S3: HES’lerde Zero Trust nasıl uygulanır?
OT ağı segmentlere bölünür ve segmentler arası geçiş firewall’lar ile sınırlandırılır. Kritik cihazlara erişim çok faktörlü kimlik doğrulama (MFA) ile doğrulanır. Ağ trafiği sürekli izlenir; anormallik tespit edildiğinde sistem anında izole edilir. ISA/IEC 62443 standartları bu katmanlı mimariyi öngörür [2].
S4: Teknik risk skorlama nasıl uygulanır?
Risk = Tehdit × Zafiyet × Etki formülü kullanılır. Her varlığın riski 0–100 aralığında puanlanır. Siber-HAZOP yöntemi ile detaylı senaryolar oluşturulur ve güvenlik yatırımları en yüksek riskli alanlara önceliklendirilir [1][5].
S5: SSDLC ve CI/CD süreçlerinde hangi güvenlik önlemleri alınmalıdır?
Kod inceleme, SAST, bağımlılık tarama, DAST, container güvenlik taraması, SBOM oluşturma ve imza doğrulama uygulanmalıdır. NIST SSDF, statik analiz ve gizli anahtar taramasını önerir. İmzası doğrulanmamış hiçbir yazılım üretim ortamına alınmamalıdır [3][4].
S6: Tedarik zinciri saldırılarına karşı nasıl korunulur?
SBOM envanteri oluşturma, bağımlılık imzalama, sürüm sabitleme, firmware sertifika doğrulama ve güvenli güncelleme kanalları kullanılır.

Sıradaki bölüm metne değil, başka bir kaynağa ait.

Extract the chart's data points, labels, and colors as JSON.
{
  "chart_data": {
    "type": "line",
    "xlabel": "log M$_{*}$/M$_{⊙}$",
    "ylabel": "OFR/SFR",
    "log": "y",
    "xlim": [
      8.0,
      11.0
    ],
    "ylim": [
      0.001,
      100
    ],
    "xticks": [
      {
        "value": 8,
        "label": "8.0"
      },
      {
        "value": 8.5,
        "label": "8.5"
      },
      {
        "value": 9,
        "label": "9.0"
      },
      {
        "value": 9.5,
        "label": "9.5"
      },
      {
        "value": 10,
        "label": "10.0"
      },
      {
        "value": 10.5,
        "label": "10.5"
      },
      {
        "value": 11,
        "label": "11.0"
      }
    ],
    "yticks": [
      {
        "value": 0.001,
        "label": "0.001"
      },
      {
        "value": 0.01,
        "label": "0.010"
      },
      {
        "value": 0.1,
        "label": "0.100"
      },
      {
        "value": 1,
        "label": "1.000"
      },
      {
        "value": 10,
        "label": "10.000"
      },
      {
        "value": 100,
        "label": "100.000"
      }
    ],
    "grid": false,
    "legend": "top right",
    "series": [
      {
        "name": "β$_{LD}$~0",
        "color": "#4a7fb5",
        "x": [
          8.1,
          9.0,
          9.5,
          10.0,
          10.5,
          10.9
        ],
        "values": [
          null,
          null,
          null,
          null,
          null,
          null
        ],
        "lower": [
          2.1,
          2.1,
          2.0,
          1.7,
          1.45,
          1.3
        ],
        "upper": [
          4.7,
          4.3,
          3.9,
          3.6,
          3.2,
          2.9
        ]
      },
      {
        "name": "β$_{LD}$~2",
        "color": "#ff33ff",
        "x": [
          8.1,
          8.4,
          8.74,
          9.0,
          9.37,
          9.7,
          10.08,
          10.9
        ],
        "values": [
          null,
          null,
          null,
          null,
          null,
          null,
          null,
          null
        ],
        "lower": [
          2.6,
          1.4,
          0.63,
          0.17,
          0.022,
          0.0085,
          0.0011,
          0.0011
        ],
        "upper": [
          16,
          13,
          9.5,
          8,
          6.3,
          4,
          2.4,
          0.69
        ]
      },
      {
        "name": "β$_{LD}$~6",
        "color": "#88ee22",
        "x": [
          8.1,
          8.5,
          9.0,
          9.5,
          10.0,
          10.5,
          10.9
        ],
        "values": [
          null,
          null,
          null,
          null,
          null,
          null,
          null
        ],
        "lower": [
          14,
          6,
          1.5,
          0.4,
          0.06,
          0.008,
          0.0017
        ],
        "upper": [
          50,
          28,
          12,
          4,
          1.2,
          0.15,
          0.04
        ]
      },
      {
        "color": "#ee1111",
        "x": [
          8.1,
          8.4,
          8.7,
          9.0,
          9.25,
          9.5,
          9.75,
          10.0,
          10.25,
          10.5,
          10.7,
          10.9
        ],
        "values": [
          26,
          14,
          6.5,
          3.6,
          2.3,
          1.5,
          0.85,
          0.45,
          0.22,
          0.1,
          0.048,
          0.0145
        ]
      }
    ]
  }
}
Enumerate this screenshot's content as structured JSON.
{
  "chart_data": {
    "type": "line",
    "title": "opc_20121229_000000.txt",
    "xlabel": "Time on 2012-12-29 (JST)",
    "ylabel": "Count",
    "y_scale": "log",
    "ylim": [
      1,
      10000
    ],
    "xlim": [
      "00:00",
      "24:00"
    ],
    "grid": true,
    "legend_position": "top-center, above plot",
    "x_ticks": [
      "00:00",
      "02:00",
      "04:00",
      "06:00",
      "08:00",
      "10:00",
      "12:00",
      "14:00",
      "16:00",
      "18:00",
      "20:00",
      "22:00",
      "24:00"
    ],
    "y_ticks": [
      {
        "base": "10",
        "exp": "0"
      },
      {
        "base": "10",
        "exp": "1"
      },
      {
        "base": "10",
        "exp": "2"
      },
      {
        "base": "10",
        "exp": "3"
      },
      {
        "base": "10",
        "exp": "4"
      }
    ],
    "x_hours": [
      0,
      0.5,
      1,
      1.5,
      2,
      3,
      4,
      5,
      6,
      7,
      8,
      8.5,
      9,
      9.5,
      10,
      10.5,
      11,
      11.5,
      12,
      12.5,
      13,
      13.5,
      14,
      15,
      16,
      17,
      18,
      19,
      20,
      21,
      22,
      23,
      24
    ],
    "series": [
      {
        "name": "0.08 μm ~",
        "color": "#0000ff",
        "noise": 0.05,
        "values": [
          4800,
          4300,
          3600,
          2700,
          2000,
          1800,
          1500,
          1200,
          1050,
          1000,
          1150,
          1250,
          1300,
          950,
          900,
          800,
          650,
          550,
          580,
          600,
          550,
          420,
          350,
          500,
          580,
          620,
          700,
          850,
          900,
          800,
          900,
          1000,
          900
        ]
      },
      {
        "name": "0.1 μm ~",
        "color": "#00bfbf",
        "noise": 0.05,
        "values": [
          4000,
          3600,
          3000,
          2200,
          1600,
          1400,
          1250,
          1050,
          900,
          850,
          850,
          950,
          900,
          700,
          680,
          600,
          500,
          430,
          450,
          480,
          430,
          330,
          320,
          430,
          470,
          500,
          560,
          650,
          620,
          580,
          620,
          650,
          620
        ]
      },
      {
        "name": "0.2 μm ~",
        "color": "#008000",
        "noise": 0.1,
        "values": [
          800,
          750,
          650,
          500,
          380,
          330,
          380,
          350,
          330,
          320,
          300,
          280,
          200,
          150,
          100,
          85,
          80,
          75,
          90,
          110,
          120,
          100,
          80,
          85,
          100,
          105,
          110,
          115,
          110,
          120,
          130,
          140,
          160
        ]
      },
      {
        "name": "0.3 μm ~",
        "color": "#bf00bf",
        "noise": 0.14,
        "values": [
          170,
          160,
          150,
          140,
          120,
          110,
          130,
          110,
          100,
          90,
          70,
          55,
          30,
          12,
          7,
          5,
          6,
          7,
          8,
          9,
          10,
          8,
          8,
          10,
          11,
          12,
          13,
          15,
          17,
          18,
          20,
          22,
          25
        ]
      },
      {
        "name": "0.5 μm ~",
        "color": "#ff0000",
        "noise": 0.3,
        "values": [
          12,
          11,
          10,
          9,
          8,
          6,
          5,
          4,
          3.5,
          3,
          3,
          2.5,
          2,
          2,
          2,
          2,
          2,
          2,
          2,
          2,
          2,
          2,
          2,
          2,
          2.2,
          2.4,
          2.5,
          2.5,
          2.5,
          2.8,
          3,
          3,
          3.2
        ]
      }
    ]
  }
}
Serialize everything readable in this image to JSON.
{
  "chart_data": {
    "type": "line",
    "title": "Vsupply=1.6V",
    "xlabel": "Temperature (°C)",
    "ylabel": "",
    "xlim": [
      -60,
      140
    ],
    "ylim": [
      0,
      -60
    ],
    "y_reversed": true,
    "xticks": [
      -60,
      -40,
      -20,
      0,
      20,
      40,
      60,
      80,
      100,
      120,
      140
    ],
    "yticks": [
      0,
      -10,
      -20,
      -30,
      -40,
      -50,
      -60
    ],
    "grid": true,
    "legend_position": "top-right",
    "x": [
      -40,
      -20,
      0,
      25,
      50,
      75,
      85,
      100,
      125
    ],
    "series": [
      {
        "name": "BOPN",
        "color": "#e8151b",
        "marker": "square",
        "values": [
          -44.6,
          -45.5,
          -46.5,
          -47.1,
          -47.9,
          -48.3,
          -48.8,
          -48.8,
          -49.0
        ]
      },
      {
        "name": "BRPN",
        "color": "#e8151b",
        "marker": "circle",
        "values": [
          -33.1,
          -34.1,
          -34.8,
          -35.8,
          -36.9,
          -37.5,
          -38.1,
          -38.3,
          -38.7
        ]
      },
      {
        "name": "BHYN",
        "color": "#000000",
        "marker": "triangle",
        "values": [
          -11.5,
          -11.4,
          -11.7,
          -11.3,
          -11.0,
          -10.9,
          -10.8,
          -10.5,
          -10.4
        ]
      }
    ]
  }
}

SolarWinds vakası, meşru güncelleme kanallarının bile saldırı vektörü olabileceğini göstermiştir [5].
Sonuç
Kritik enerji tesislerinde güvenlik, rekabet üstünlüğü kadar operasyonel sürekliliği de belirler. Bu yazıda SCADA/OT mimarisindeki zayıflıklar, savunma katmanları, risk analiz yöntemleri, yazılım geliştirme güvenliği ve tedarik zinciri korunması ele alınmıştır. Tüm bu aşamalarda sorun–çözüm odaklı, katmanlı ve proaktif bir yaklaşım benimsenmesi büyük önem taşımaktadır [1][2][4].